For a more complicated case that we can not easily guess the form of the function, we could use a Spline to fit the data. For example, we could use UnivariateSpline.
from scipy.interpolate import UnivariateSpline

np.random.seed(42)

x = np.arange(-10, 10, 0.1)

# true data generated by this function
y = 3 * np.exp(-0.05*x) + 12 + 1.4 * np.sin(1.2*x) + 2.1 * np.sin(-2.2*x + 3)

# adding noise to the true data
y_noise = y + np.random.normal(0, 0.5, size = len(y))

plt.figure(figsize = (10, 8))
plt.plot(x, y_noise, 'o', label = 'Raw data generated')
plt.plot(x, y, 'k', label = 'True model')
plt.xlabel('X')
plt.ylabel('y')
plt.legend()
plt.show()

# Note, you need play with the s - smoothing factor
s = UnivariateSpline(x, y_noise, s=15)
xs = np.linspace(-10, 10, 100)
ys = s(xs)

plt.figure(figsize = (10, 8))
plt.plot(x, y_noise, 'o', label = 'Raw data')
plt.plot(x, y, 'k', label = 'True model')
plt.plot(xs, ys, 'r', label = 'Fitting')
plt.xlabel('X')
plt.ylabel('y')
plt.legend(loc = 1)
plt.show()


## Of course, you could also use Machine Learning algorithms

Many machine learning algorithms could do the job as well, you could treat this as a regression problem in machine learning, and train some model to fit the data well.
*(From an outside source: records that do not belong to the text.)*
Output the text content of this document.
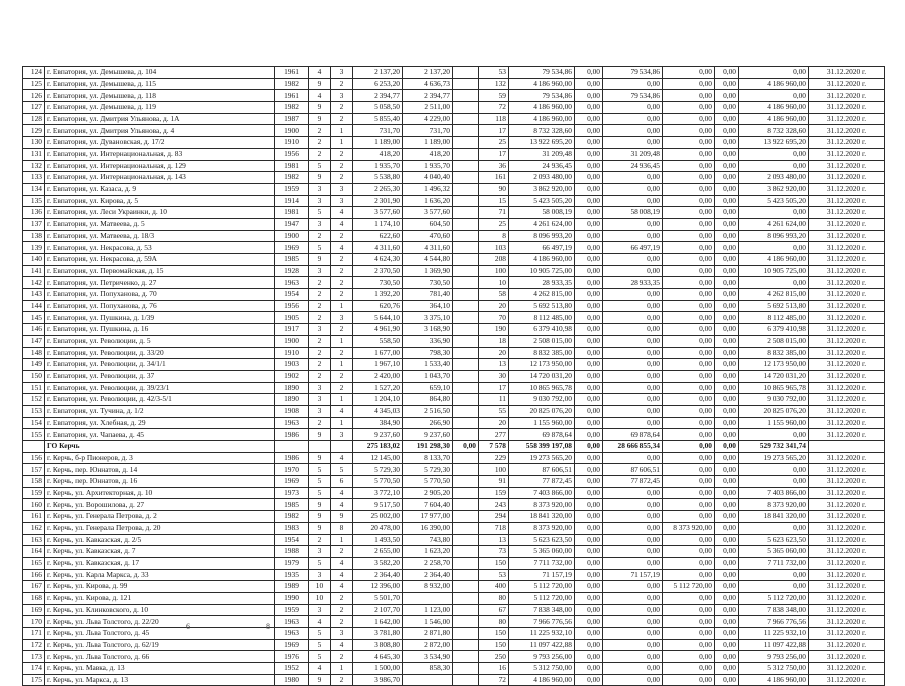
124	г. Евпатория, ул. Демышева, д. 104	1961	4	3	2 137,20	2 137,20		53	79 534,86	0,00	79 534,86	0,00	0,00	0,00	31.12.2020 г.
125	г. Евпатория, ул. Демышева, д. 115	1982	9	2	6 253,20	4 636,73		132	4 186 960,00	0,00	0,00	0,00	0,00	4 186 960,00	31.12.2020 г.
126	г. Евпатория, ул. Демышева, д. 118	1961	4	3	2 394,77	2 394,77		59	79 534,86	0,00	79 534,86	0,00	0,00	0,00	31.12.2020 г.
127	г. Евпатория, ул. Демышева, д. 119	1982	9	2	5 058,50	2 511,00		72	4 186 960,00	0,00	0,00	0,00	0,00	4 186 960,00	31.12.2020 г.
128	г. Евпатория, ул. Дмитрия Ульянова, д. 1А	1987	9	2	5 855,40	4 229,00		118	4 186 960,00	0,00	0,00	0,00	0,00	4 186 960,00	31.12.2020 г.
129	г. Евпатория, ул. Дмитрия Ульянова, д. 4	1900	2	1	731,70	731,70		17	8 732 328,60	0,00	0,00	0,00	0,00	8 732 328,60	31.12.2020 г.
130	г. Евпатория, ул. Дувановская, д. 17/2	1910	2	1	1 189,00	1 189,00		25	13 922 695,20	0,00	0,00	0,00	0,00	13 922 695,20	31.12.2020 г.
131	г. Евпатория, ул. Интернациональная, д. 83	1956	2	2	418,20	418,20		17	31 209,48	0,00	31 209,48	0,00	0,00	0,00	31.12.2020 г.
132	г. Евпатория, ул. Интернациональная, д. 129	1981	5	2	1 935,70	1 935,70		36	24 936,45	0,00	24 936,45	0,00	0,00	0,00	31.12.2020 г.
133	г. Евпатория, ул. Интернациональная, д. 143	1982	9	2	5 538,80	4 040,40		161	2 093 480,00	0,00	0,00	0,00	0,00	2 093 480,00	31.12.2020 г.
134	г. Евпатория, ул. Казаса, д. 9	1959	3	3	2 265,30	1 496,32		90	3 862 920,00	0,00	0,00	0,00	0,00	3 862 920,00	31.12.2020 г.
135	г. Евпатория, ул. Кирова, д. 5	1914	3	3	2 301,90	1 636,20		15	5 423 505,20	0,00	0,00	0,00	0,00	5 423 505,20	31.12.2020 г.
136	г. Евпатория, ул. Леси Украинки, д. 10	1981	5	4	3 577,60	3 577,60		71	58 008,19	0,00	58 008,19	0,00	0,00	0,00	31.12.2020 г.
137	г. Евпатория, ул. Матвеева, д. 5	1947	3	4	1 174,10	604,50		25	4 261 624,00	0,00	0,00	0,00	0,00	4 261 624,00	31.12.2020 г.
138	г. Евпатория, ул. Матвеева, д. 18/3	1900	2	2	622,60	470,60		8	8 096 993,20	0,00	0,00	0,00	0,00	8 096 993,20	31.12.2020 г.
139	г. Евпатория, ул. Некрасова, д. 53	1969	5	4	4 311,60	4 311,60		103	66 497,19	0,00	66 497,19	0,00	0,00	0,00	31.12.2020 г.
140	г. Евпатория, ул. Некрасова, д. 59А	1985	9	2	4 624,30	4 544,80		208	4 186 960,00	0,00	0,00	0,00	0,00	4 186 960,00	31.12.2020 г.
141	г. Евпатория, ул. Первомайская, д. 15	1928	3	2	2 370,50	1 369,90		100	10 905 725,00	0,00	0,00	0,00	0,00	10 905 725,00	31.12.2020 г.
142	г. Евпатория, ул. Петриченко, д. 27	1963	2	2	730,50	730,50		10	28 933,35	0,00	28 933,35	0,00	0,00	0,00	31.12.2020 г.
143	г. Евпатория, ул. Попуханова, д. 70	1954	2	2	1 392,20	781,40		58	4 262 815,00	0,00	0,00	0,00	0,00	4 262 815,00	31.12.2020 г.
144	г. Евпатория, ул. Попуханова, д. 76	1956	2	1	620,76	364,10		20	5 692 513,80	0,00	0,00	0,00	0,00	5 692 513,80	31.12.2020 г.
145	г. Евпатория, ул. Пушкина, д. 1/39	1905	2	3	5 644,10	3 375,10		70	8 112 485,00	0,00	0,00	0,00	0,00	8 112 485,00	31.12.2020 г.
146	г. Евпатория, ул. Пушкина, д. 16	1917	3	2	4 961,90	3 168,90		190	6 379 410,98	0,00	0,00	0,00	0,00	6 379 410,98	31.12.2020 г.
147	г. Евпатория, ул. Революции, д. 5	1900	2	1	558,50	336,90		18	2 508 015,00	0,00	0,00	0,00	0,00	2 508 015,00	31.12.2020 г.
148	г. Евпатория, ул. Революции, д. 33/20	1910	2	2	1 677,00	798,30		20	8 832 385,00	0,00	0,00	0,00	0,00	8 832 385,00	31.12.2020 г.
149	г. Евпатория, ул. Революции, д. 34/1/1	1903	2	1	1 967,10	1 533,40		13	12 173 950,00	0,00	0,00	0,00	0,00	12 173 950,00	31.12.2020 г.
150	г. Евпатория, ул. Революции, д. 37	1902	2	2	2 420,00	1 043,70		30	14 720 031,20	0,00	0,00	0,00	0,00	14 720 031,20	31.12.2020 г.
151	г. Евпатория, ул. Революции, д. 39/23/1	1890	3	2	1 527,20	659,10		17	10 865 965,78	0,00	0,00	0,00	0,00	10 865 965,78	31.12.2020 г.
152	г. Евпатория, ул. Революции, д. 42/3-5/1	1890	3	1	1 204,10	864,80		11	9 030 792,00	0,00	0,00	0,00	0,00	9 030 792,00	31.12.2020 г.
153	г. Евпатория, ул. Тучина, д. 1/2	1908	3	4	4 345,03	2 516,50		55	20 825 076,20	0,00	0,00	0,00	0,00	20 825 076,20	31.12.2020 г.
154	г. Евпатория, ул. Хлебная, д. 29	1963	2	1	384,90	266,90		20	1 155 960,00	0,00	0,00	0,00	0,00	1 155 960,00	31.12.2020 г.
155	г. Евпатория, ул. Чапаева, д. 45	1986	9	3	9 237,60	9 237,60		277	69 878,64	0,00	69 878,64	0,00	0,00	0,00	31.12.2020 г.
	ГО Керчь				275 183,02	191 298,30	0,00	7 578	558 399 197,08	0,00	28 666 855,34	0,00	0,00	529 732 341,74	
156	г. Керчь, б-р Пионеров, д. 3	1986	9	4	12 145,00	8 133,70		229	19 273 565,20	0,00	0,00	0,00	0,00	19 273 565,20	31.12.2020 г.
157	г. Керчь, пер. Юннатов, д. 14	1970	5	5	5 729,30	5 729,30		100	87 606,51	0,00	87 606,51	0,00	0,00	0,00	31.12.2020 г.
158	г. Керчь, пер. Юннатов, д. 16	1969	5	6	5 770,50	5 770,50		91	77 872,45	0,00	77 872,45	0,00	0,00	0,00	31.12.2020 г.
159	г. Керчь, ул. Архитекторная, д. 10	1973	5	4	3 772,10	2 905,20		159	7 403 866,00	0,00	0,00	0,00	0,00	7 403 866,00	31.12.2020 г.
160	г. Керчь, ул. Ворошилова, д. 27	1985	9	4	9 517,50	7 604,40		243	8 373 920,00	0,00	0,00	0,00	0,00	8 373 920,00	31.12.2020 г.
161	г. Керчь, ул. Генерала Петрова, д. 2	1982	9	9	25 002,00	17 977,00		294	18 841 320,00	0,00	0,00	0,00	0,00	18 841 320,00	31.12.2020 г.
162	г. Керчь, ул. Генерала Петрова, д. 20	1983	9	8	20 478,00	16 390,00		718	8 373 920,00	0,00	0,00	8 373 920,00	0,00	0,00	31.12.2020 г.
163	г. Керчь, ул. Кавказская, д. 2/5	1954	2	1	1 493,50	743,80		13	5 623 623,50	0,00	0,00	0,00	0,00	5 623 623,50	31.12.2020 г.
164	г. Керчь, ул. Кавказская, д. 7	1988	3	2	2 655,00	1 623,20		73	5 365 060,00	0,00	0,00	0,00	0,00	5 365 060,00	31.12.2020 г.
165	г. Керчь, ул. Кавказская, д. 17	1979	5	4	3 582,20	2 258,70		150	7 711 732,00	0,00	0,00	0,00	0,00	7 711 732,00	31.12.2020 г.
166	г. Керчь, ул. Карла Маркса, д. 33	1935	3	4	2 364,40	2 364,40		53	71 157,19	0,00	71 157,19	0,00	0,00	0,00	31.12.2020 г.
167	г. Керчь, ул. Кирова, д. 99	1989	10	4	12 396,00	8 932,00		400	5 112 720,00	0,00	0,00	5 112 720,00	0,00	0,00	31.12.2020 г.
168	г. Керчь, ул. Кирова, д. 121	1990	10	2	5 501,70			80	5 112 720,00	0,00	0,00	0,00	0,00	5 112 720,00	31.12.2020 г.
169	г. Керчь, ул. Клинковского, д. 10	1959	3	2	2 107,70	1 123,00		67	7 838 348,00	0,00	0,00	0,00	0,00	7 838 348,00	31.12.2020 г.
170	г. Керчь, ул. Льва Толстого, д. 22/20	1963	4	2	1 642,00	1 546,00		80	7 966 776,56	0,00	0,00	0,00	0,00	7 966 776,56	31.12.2020 г.
171	г. Керчь, ул. Льва Толстого, д. 45	1963	5	3	3 781,80	2 871,80		150	11 225 932,10	0,00	0,00	0,00	0,00	11 225 932,10	31.12.2020 г.
172	г. Керчь, ул. Льва Толстого, д. 62/19	1969	5	4	3 808,80	2 872,00		150	11 097 422,88	0,00	0,00	0,00	0,00	11 097 422,88	31.12.2020 г.
173	г. Керчь, ул. Льва Толстого, д. 66	1976	5	2	4 645,30	3 534,90		250	9 793 256,00	0,00	0,00	0,00	0,00	9 793 256,00	31.12.2020 г.
174	г. Керчь, ул. Мавка, д. 13	1952	4	1	1 500,00	858,30		16	5 312 750,00	0,00	0,00	0,00	0,00	5 312 750,00	31.12.2020 г.
175	г. Керчь, ул. Маркса, д. 13	1980	9	2	3 986,70			72	4 186 960,00	0,00	0,00	0,00	0,00	4 186 960,00	31.12.2020 г.
6	8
I will show you two methods here - Random forest and ANN. I didn’t do any test here, it is only fitting the data and use my sense to choose the parameters to avoid the model too flexible.

#### Use Random Forest

from sklearn.ensemble import RandomForestRegressor
from sklearn.metrics import mean_squared_error

# fit the model and get the estimation for each data points
yfit = RandomForestRegressor(50, random_state=42).fit(x[:, None], y_noise).predict(x[:, None])

plt.figure(figsize = (10,8))
plt.plot(x, y_noise, 'o', label = 'Raw data')
plt.plot(x, y, 'k', label = 'True model')
plt.plot(x, yfit, '-r', label = 'Fitting', zorder = 10)
plt.legend()
plt.xlabel('X')
plt.ylabel('y')

plt.show()


#### Use ANN

from sklearn.neural_network import MLPRegressor

mlp = MLPRegressor(hidden_layer_sizes=(100,100,100), max_iter = 5000, solver='lbfgs', alpha=0.01, activation = 'tanh', random_state = 8)

yfit = mlp.fit(x[:, None], y_noise).predict(x[:, None])

plt.figure(figsize = (10,8))
plt.plot(x, y_noise, 'o', label = 'Raw data')
plt.plot(x, y, 'k', label = 'True model')
plt.plot(x, yfit, '-r', label = 'Fitting', zorder = 10)
plt.legend()

plt.xlabel('X')
plt.ylabel('y')

plt.show()